Desastre em Brumadinho e a gravidade da reincidência dos crimes ambientais
Enviada em 06/05/2020
No intervalo dos anos de 2015 e 2019, o Brasil enfrentou dois dos maiores desastres ambientais causados pelo rompimento das barragens de Mariana e Brumadinho responsáveis pela retenção de resíduos da extração de minérios. No entanto, apesar das diversas consequências dos desastres que continuam sendo chamados de acidentes, até hoje nenhuma das empresas responsáveis respondeu processo sobre os crimes. Com isso, o egoísmo das empresas capitalistas contribui para um dos mais graves riscos para a população, que é a reincidência de crimes ambientais.
Em primeira análise, o mercado capitalista exige das empresas o foco centralizado totalmente no lucro, o que as afasta na maior parte das vezes, das questões sociais. De acordo com levantamentos feitos pelo MPMG, 18% das barragens da empresa Vale estavam em alerta sobre rompimento e nenhuma medida preventiva foi efetuada. Portanto, o egoísmo das empresas na necessidade de lucrar é um dos principais fatores pelos quais as companhias não interrompem os trabalhos nas barragens e causando assim, mais riscos ás comunidades próximas.

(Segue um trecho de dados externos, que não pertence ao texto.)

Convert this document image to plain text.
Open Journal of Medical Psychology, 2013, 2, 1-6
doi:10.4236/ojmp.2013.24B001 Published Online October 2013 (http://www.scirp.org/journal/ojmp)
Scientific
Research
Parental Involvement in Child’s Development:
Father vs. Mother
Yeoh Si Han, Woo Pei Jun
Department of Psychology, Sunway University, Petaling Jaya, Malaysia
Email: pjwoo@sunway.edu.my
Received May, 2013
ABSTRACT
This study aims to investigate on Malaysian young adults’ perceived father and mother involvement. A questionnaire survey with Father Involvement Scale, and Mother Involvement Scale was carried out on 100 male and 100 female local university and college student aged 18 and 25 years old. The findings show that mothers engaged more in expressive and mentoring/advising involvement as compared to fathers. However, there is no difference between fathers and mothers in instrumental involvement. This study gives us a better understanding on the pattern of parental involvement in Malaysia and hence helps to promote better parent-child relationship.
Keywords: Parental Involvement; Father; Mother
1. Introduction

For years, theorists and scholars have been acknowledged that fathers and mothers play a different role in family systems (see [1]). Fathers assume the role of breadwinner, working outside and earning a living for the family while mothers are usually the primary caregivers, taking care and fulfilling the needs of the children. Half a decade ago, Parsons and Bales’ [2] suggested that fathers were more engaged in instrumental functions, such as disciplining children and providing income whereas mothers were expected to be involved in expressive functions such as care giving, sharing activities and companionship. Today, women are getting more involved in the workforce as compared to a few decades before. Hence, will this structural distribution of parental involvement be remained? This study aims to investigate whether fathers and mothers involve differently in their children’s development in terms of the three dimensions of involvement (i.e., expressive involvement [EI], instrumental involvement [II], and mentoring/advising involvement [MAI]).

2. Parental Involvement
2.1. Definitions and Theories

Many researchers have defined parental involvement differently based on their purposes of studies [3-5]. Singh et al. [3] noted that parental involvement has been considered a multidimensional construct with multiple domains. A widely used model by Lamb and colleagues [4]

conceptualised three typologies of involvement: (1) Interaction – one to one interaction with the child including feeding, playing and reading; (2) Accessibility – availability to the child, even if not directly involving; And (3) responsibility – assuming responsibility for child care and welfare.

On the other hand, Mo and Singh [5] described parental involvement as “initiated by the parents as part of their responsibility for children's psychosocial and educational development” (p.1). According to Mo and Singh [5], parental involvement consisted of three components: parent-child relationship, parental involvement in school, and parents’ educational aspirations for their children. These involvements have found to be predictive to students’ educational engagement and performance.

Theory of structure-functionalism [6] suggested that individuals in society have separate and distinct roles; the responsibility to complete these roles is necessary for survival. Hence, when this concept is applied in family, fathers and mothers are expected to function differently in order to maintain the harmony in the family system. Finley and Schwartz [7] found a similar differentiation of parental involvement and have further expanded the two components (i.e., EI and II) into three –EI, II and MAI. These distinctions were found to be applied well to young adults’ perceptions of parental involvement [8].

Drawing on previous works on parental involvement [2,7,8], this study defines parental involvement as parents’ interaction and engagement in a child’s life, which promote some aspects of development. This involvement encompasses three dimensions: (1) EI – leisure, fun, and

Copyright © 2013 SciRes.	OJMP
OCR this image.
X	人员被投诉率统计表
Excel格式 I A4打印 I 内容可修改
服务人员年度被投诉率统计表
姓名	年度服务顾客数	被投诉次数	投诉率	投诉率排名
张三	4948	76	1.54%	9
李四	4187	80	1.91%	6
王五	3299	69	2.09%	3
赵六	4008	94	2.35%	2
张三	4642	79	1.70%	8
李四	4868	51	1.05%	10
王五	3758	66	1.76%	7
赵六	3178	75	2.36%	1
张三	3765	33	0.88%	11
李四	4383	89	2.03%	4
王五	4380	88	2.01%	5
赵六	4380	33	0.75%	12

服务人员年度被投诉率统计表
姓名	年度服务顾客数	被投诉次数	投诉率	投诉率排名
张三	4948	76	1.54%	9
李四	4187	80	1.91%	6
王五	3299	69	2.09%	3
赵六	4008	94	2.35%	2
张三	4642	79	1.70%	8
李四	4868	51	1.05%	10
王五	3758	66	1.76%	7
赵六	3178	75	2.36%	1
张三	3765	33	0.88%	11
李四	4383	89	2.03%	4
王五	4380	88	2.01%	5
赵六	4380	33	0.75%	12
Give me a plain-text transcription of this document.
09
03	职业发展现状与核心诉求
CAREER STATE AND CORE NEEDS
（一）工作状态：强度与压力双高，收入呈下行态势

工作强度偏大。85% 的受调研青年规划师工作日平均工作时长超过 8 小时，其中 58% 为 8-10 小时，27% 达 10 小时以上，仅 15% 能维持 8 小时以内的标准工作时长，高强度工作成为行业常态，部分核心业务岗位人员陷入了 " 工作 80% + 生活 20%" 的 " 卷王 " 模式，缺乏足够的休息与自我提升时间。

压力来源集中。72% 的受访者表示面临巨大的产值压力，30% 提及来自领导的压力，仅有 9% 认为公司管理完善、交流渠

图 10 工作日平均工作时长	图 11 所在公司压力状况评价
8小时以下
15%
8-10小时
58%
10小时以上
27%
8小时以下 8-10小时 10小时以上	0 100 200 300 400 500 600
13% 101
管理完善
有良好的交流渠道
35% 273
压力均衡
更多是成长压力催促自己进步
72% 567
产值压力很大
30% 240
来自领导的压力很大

Acerca dessa lógica, a reincidência dos crimes ambientais é de extrema preocupação de órgãos brasileiros. Isso se dá pelo fato de o rompimento de barragens de minério causarem diversas consequências para a vida de comunidades próximas ao local de risco, além da vida aquática que pode ser extremamente prejudicada caso for atingida pelos rejeitos. Tanto o acidente na cidade de Mariana, quanto o de Brumadinho causaram a morte de milhares de pessoas, a destruição de ambientes aquáticos devido a grande quantidade de dióxido de ferro e outros compostos que impedem a vida de animais aquáticos, além de deixar milhares de famílias desabrigadas.Portanto, é de extrema necessidade ações preventivas para evitar a morte de mais indivíduos e a extinção de espécies aquáticas que podem ser atingidas.
Diante disso, é dever do Governo Federal, em conjunto com o Ministério do Meio Ambiente, exigir o processo criminal que nunca foi apresentado contra as empresas responsáveis pelos desastres ambientais, as quais devem responder pela morte dos indivíduos e ressarcir todos os custos e prejuízos causados às comunidades das cidades atingidas. Além disso, o monitoramento das barragens que apresentam qualquer indício de rompimento deve ser intensificado e deve ser interrompido o funcionamento da mesma caso apresentar chances de outro acidente. Dessa forma, é possível evitar a omissão do risco de rompimento e a reincidência de crimes ambientais é capaz de diminuir.